The operating lease expense for the above agreement for the year ended December 31, 2025, was $11,952 which consisted of amortization expense of $11,016 and interest expense of $936.

**NOTE 8 – COMMON STOCK TRANSACTIONS**

On July 16, 2024, 1800 Diagonal converted $50,000 of principal into 5,000,000 shares of common stock (Note 5).

During the year ended December 31, 2024, the Company sold 57,003,525 shares of common stock to Quick Capital LLC for total proceeds of $420,000.

On March 13, 2025, the Company issued 11,768,934 shares of common stock for a cashless exercise of 15,000,000 warrants held by Quick Capital LLC.

During the year ended December 31, 2025, 1800 Diagonal converted $369,900, $16,845 and $15,000 of principal, interest and fees, respectively, into 123,801,066 shares of common stock.

**NOTE 9 – PREFERRED STOCK**

The Company is currently authorized to issue 5,000,000 shares of Series A Preferred Stock, par value $0.001 per share with 1:25 voting rights. The Series A Preferred Stock ranks equal to the common stock on liquidation, pays no dividend and is convertible to common stock for one share of common for one share of Series A Preferred Stock.

The Company is currently authorized to issue 5,000,000 shares of Series B Preferred Stock, par value $0.001 per share. Each share of Series B Preferred Stock has a 1:100 voting right and is convertible into 100 shares of common stock. No dividends will be paid and in the event of liquidation all shares of Series B will automatically convert into common stock. There are 500,000 shares of Series B Preferred Stock issued and outstanding.

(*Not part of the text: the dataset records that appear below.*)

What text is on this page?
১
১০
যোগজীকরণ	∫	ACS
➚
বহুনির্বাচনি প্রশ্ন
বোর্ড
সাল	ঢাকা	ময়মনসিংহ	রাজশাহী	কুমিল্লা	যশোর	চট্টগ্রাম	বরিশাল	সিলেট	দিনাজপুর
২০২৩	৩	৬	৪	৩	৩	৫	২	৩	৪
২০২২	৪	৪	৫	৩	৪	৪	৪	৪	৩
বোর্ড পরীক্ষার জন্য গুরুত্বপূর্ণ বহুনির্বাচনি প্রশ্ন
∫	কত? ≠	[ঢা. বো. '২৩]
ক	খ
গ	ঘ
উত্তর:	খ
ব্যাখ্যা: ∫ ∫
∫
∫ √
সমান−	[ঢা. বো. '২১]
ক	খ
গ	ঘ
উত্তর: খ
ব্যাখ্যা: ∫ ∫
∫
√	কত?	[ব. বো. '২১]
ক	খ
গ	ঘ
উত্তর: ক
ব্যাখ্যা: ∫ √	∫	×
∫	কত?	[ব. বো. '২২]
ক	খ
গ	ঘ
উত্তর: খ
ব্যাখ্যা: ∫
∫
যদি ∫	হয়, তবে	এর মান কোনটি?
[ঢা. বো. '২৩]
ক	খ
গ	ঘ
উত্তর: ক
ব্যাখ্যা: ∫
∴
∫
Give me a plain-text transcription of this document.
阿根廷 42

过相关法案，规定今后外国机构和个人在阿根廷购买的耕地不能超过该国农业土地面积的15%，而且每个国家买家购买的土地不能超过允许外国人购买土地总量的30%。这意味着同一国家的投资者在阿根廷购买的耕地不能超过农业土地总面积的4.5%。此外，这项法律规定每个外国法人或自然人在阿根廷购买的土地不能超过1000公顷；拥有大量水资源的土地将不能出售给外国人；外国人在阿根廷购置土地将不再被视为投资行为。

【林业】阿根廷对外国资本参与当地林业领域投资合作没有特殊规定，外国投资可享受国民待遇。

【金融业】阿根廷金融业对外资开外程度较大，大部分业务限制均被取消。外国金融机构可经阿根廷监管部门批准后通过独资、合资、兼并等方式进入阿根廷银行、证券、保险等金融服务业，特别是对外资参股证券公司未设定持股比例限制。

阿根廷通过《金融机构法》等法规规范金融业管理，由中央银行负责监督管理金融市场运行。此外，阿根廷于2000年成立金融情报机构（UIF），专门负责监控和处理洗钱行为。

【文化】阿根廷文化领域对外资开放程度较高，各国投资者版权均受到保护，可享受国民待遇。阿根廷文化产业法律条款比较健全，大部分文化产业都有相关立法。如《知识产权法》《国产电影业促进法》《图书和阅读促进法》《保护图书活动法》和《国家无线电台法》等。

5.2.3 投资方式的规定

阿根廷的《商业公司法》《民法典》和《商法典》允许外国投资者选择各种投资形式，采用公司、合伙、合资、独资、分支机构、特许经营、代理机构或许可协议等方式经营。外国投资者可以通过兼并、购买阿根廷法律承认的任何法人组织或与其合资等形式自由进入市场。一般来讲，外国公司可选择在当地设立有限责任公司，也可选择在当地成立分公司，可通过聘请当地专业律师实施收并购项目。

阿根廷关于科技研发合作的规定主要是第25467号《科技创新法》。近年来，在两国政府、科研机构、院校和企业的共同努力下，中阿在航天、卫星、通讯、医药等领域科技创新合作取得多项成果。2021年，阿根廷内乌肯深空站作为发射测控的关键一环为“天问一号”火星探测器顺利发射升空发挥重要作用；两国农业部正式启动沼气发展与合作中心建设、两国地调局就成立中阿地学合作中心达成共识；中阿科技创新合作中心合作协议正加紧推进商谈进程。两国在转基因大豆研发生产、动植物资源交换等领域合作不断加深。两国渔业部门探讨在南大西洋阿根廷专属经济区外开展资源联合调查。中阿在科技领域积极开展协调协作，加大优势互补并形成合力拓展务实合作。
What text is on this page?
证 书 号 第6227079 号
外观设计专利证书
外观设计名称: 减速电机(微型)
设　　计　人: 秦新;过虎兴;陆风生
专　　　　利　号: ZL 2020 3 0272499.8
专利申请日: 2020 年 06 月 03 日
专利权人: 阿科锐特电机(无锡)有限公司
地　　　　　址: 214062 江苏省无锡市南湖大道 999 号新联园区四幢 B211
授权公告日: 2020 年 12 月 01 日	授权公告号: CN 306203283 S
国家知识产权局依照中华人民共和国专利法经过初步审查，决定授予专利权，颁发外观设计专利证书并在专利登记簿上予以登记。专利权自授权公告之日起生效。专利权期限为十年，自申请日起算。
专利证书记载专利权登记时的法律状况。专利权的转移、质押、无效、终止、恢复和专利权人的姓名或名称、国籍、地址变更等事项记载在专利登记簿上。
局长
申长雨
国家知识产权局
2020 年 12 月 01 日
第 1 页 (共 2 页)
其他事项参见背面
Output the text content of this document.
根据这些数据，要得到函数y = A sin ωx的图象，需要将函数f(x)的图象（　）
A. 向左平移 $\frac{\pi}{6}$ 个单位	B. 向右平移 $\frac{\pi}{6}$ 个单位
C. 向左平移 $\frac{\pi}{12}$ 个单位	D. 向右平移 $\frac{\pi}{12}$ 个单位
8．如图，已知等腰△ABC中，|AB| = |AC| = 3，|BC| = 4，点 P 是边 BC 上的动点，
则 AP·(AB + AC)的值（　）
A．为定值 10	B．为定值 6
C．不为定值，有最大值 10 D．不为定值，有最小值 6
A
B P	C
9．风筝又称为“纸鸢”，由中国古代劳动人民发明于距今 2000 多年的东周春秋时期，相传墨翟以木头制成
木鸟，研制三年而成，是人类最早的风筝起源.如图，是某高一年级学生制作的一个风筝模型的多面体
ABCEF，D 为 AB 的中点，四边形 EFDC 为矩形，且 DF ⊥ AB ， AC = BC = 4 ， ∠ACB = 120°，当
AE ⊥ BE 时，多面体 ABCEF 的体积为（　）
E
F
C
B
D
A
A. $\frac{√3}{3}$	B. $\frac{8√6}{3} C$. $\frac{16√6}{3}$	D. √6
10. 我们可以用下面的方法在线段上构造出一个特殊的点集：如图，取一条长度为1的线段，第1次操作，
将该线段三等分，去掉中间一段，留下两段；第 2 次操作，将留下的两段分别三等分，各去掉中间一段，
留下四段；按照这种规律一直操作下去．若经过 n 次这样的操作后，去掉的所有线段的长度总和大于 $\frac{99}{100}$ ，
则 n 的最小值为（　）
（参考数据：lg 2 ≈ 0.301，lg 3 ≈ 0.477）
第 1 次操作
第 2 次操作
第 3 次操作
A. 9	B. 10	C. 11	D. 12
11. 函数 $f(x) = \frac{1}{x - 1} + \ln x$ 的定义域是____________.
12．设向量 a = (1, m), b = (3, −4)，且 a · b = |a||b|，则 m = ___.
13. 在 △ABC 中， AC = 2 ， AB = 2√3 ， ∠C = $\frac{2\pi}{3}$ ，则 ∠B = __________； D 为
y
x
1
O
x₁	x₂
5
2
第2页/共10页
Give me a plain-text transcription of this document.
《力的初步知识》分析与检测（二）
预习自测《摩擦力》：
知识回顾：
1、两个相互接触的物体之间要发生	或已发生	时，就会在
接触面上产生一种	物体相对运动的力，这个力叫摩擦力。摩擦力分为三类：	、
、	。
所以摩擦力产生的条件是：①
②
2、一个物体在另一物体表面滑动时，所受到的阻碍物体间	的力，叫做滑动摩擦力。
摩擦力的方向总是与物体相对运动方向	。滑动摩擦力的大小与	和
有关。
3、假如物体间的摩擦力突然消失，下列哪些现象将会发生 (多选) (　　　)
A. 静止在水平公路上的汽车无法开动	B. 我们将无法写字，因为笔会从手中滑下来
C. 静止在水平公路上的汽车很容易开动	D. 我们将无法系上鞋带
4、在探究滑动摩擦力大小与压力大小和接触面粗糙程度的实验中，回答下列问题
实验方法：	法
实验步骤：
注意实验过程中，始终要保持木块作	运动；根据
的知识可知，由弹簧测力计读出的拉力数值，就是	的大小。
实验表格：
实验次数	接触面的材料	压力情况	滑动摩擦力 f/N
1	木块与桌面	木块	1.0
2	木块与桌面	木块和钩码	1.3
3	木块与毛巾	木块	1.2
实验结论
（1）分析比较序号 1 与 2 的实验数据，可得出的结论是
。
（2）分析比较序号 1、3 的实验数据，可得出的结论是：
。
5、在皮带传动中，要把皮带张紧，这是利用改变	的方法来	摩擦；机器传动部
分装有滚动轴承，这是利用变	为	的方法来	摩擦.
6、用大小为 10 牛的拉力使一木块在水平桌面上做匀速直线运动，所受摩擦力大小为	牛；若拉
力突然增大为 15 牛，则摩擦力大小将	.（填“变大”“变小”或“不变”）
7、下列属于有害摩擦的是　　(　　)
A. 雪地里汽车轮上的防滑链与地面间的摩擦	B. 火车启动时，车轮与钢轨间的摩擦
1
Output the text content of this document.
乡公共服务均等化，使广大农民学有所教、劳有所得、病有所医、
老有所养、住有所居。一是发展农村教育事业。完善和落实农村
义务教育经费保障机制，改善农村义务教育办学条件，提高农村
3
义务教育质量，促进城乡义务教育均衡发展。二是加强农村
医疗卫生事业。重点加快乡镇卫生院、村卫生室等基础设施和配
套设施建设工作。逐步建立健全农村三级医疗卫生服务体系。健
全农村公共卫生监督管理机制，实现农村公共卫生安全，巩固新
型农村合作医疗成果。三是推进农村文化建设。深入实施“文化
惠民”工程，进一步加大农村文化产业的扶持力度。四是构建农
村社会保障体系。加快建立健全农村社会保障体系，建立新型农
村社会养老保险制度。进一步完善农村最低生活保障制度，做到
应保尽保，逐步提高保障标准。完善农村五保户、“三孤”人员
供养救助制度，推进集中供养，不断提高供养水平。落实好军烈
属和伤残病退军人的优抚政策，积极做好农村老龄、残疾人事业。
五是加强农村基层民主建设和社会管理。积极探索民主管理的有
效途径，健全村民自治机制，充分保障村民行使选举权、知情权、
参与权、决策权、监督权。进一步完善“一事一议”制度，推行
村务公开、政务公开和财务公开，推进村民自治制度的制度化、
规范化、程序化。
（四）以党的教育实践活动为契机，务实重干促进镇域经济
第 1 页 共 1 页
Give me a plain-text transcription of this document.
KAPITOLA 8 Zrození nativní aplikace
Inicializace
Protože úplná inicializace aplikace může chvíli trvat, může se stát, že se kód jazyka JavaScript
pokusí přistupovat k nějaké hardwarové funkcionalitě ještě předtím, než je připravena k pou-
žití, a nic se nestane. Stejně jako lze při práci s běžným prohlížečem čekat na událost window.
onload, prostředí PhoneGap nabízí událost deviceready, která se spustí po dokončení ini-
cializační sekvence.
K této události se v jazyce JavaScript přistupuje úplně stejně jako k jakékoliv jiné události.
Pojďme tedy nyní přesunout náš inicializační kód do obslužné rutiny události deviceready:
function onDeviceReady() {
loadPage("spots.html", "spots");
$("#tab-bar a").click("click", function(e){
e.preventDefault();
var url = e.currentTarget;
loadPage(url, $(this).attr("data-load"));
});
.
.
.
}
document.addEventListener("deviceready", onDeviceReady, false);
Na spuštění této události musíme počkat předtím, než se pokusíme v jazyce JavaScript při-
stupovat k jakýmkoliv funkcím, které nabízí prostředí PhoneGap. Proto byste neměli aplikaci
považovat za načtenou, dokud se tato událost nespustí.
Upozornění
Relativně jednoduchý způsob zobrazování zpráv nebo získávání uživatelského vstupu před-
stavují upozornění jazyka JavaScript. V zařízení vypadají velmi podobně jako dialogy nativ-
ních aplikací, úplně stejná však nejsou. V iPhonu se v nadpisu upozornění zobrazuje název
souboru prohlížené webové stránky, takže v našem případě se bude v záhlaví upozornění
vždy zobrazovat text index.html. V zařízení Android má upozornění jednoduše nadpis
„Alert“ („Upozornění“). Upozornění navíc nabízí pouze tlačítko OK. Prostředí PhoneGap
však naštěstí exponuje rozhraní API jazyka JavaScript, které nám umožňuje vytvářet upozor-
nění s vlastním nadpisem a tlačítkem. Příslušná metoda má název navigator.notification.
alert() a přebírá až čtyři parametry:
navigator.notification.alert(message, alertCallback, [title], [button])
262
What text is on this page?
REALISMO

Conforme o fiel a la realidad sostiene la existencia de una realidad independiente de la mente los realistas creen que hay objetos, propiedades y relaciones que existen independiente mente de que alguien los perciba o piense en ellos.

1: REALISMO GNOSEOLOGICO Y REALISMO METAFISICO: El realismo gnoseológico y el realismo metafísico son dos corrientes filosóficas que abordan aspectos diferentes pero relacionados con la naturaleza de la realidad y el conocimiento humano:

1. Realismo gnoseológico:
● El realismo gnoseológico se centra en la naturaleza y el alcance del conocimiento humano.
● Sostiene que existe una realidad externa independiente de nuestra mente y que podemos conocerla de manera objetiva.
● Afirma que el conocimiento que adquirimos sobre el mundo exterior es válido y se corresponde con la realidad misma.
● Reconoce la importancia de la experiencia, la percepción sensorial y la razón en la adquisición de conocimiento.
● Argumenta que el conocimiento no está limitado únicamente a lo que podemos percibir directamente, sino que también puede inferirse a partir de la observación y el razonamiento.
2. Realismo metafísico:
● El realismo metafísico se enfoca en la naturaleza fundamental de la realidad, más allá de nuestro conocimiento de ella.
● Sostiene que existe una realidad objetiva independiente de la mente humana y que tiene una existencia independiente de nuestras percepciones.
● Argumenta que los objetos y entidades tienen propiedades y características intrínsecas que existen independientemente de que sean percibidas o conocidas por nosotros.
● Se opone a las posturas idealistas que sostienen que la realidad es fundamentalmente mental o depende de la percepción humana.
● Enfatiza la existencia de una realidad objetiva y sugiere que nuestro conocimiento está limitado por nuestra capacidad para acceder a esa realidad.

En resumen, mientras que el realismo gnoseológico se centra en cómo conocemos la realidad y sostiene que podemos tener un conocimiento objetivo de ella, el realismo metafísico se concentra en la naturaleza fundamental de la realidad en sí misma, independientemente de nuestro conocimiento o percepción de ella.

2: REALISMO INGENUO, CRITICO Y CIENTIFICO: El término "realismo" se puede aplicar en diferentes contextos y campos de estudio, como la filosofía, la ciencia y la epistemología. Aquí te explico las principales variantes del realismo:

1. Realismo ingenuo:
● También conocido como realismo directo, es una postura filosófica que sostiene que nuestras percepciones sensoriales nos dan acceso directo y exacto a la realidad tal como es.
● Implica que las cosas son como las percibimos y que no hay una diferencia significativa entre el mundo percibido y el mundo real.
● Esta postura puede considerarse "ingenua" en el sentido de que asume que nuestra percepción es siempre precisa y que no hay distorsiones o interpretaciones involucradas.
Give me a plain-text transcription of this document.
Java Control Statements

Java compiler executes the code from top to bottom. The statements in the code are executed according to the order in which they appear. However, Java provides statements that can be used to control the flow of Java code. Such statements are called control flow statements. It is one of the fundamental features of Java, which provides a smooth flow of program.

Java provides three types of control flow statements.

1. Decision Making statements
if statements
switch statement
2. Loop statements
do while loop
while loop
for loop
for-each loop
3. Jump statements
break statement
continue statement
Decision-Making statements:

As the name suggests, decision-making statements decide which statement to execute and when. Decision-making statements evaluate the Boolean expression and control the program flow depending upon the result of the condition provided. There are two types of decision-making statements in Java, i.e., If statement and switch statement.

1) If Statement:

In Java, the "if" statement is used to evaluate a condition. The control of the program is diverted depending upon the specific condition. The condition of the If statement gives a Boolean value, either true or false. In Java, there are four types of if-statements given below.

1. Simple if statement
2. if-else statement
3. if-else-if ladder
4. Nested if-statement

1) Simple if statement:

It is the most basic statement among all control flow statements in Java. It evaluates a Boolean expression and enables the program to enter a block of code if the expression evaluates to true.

The Company is currently authorized to issue 5,000,000 shares of Series C Preferred Stock, par value $0.001 per share. On July 24, 2023, the Company filed an Amended and Restated Certificate of Designations of the Series C Preferred Shares. The Series C Preferred may vote on any action upon which holders of the Company's common stock may vote, and they shall vote together as one class with voting rights equal to eighty one percent (81%) of all the issued and outstanding shares of common stock of the Company. Each share of Series C Preferred can be converted into 300 shares of the Company's common stock.

On September 9, 2025, the Company issued 1,600,000 shares of Series C preferred stock to Mr. Wood for services rendered. The shares were valued based on their conversion rate to common stock of 300 to 1 and then the closing stock price of common stock on September 9, 2025 of $0.0036, for total non-cash expense of $1,728,000.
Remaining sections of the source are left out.